A large crowd attended the dedication of the “Bridge Studio” on May 3, 1931. Dr. Charles H. Brough, World War I governor of Arkansas, was the speaker. The story of the unique bridge and its idealistic purpose was told in newspapers throughout the land. But it was a dream that soon faded. When Sam Leath sold his court in the middle thirties and became manager of the Chamber of Commerce at Harrison, the “Bridge Studio” was torn down.

A unique business enterprise in the early days at Eureka Springs was the C. H. McLaughlin grocery, said to be one of the cleanest, best equipped and best arranged groceries in the United States. Mr. McLaughlin built “a better mouse trap” and the world made a beaten path to his door.

Another interesting project, located four miles north of Eureka Springs, was Elk Ranch, operated by Gen. Geo. W. Russ and the Riverside Land and Livestock Company from 1902 to about 1917. This ranch contained about 1,500 acres and the principal enterprise was the breeding of blooded horses. It received its name from the herd of elk that had the run of the ranch. This herd numbered about 130 at one time.

A recent project, built by Mr. and Mrs. A. W. Quigley on their farm four miles south of Eureka Springs is “Quigley’s Castle.” It has been called the Ozarks’ strangest dwelling. It is a large stone house with the outer walls covered with great flat stones set on edge and held together with cement. These walls are covered with small, colorful picture rocks and fossils which Mrs. Quigley picked up over a period of years. She engineered the building of the house and placed the rocks in position. These walls are a geological treasury.

The inside of Quigley’s Castle is a botanical garden and family home. The light enters through eight large picture windows. The rooms are built independent of the outer walls with the first floor three feet from the ground and a four foot space between wall and room. In this space grow many varieties of both tropical and Ozark plants such as rubber trees, rose bushes, oleanders and a banana tree. Some of these plants grow to a height of twenty-five feet, extending almost to the roof. The second floor has a waist-high railing built around the rooms to prevent stepping off into space. Small bridges permit passage across the chasm at points of entry.

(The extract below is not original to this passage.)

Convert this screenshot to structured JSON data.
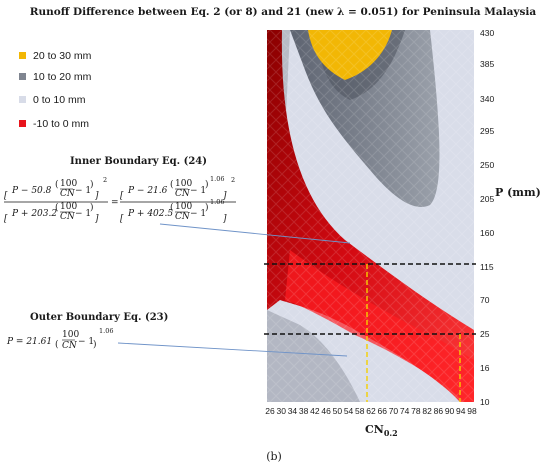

The iron dog which once stood on the pedestal in the Basin Circle where the soldier monument now stands is a missing link in the Eureka Springs story. Photographs made from about 1907 to the early thirties show this dog. According to the old timers, this iron monster, which weighed 400 pounds, once belonged to a family named Squires and was an ornament in the yard of their home on the hillside at the rear of the Basin Park Hotel. One Halloween night about 1907 the boys moved the iron dog to the park and set it on the pedestal. In bringing it down the path back of the hotel they broke off its tail. The city authorities let it remain on the pedestal until in the thirties, when it disappeared and the soldier monument took its place. No one seems to know what became of the dog, but it is reported that it may be seen in the yard of a home at Springfield, Missouri.

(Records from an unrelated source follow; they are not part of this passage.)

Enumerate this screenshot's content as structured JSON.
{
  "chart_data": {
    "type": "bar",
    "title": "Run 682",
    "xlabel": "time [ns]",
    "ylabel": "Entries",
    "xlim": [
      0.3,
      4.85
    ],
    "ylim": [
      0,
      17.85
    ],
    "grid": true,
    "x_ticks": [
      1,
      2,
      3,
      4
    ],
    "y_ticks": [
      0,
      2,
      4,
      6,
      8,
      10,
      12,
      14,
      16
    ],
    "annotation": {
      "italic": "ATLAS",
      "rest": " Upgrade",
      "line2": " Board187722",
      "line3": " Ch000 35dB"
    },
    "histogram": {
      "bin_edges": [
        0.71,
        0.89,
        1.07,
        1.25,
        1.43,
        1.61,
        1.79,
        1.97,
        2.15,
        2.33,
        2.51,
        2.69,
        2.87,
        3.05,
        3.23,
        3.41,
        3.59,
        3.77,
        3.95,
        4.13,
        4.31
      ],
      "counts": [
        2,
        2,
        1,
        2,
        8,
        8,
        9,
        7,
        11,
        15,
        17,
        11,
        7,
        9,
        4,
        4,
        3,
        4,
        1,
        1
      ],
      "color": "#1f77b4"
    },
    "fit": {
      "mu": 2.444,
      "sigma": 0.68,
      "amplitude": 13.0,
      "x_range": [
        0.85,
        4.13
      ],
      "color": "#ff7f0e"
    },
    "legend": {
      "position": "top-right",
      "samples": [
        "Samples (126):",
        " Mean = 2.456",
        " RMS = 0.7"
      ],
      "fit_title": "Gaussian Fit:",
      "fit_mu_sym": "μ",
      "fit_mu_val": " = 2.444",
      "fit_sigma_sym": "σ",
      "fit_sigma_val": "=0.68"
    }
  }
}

Old-timers will remember “Old Chapultepec,” the cannon which was captured by United States troops during the battle of Chapultepec in the Mexican War and brought to Eureka Springs by General Powell Clayton when he located here in the early 1880’s. In 1933 J. Rosewater had an article on this old relic in an Arkansas newspaper. Quote:

“In the yard of the Missouri and North Arkansas railway at Eureka Springs, the wood in its once sturdy wheels so decayed they provide a very wobbly support, stands a muzzle-loading cannon, so old that few in this community know its history, or how it came to be in the depot yard.

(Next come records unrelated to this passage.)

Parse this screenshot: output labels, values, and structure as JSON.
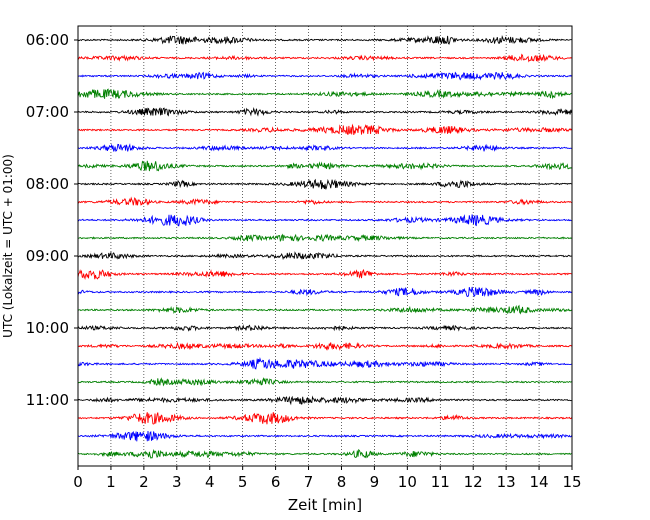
{
  "chart_data": {
    "type": "line",
    "title": "",
    "xlabel": "Zeit  [min]",
    "ylabel": "UTC (Lokalzeit = UTC + 01:00)",
    "xlim": [
      0,
      15
    ],
    "x_ticks": [
      "0",
      "1",
      "2",
      "3",
      "4",
      "5",
      "6",
      "7",
      "8",
      "9",
      "10",
      "11",
      "12",
      "13",
      "14",
      "15"
    ],
    "y_ticks": [
      "06:00",
      "07:00",
      "08:00",
      "09:00",
      "10:00",
      "11:00"
    ],
    "grid": "vertical dotted at each minute",
    "trace_interval_min": 15,
    "first_trace": "06:00",
    "trace_count": 24,
    "color_cycle": [
      "#000000",
      "#ff0000",
      "#0000ff",
      "#008000"
    ]
  }
}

“Old-timers said the cannon was called ‘Old Chapultepec,’ and that it was captured by United States troops during the war with Mexico at the battle of Chapultepec in 1847. It saw service during the Civil war and was left at Little Rock, where Gen. Powell Clayton, Reconstruction governor of Arkansas after the Civil war, obtained it and brought it to Eureka Springs in 1882, while making his home here after he ceased to be governor.

“For years it was displayed at public places in the city and at one time stood on the lawn of the Crescent Hotel. General Clayton gave it to the city and it was moved to the depot, Clayton being interested in the Missouri and North Arkansas railway, which was known then as the St. Louis and Eureka Springs railway and terminated at Eureka Springs. Several years later a group known as the Civic Improvement Association built an inclosure and a pedestal for the cannon.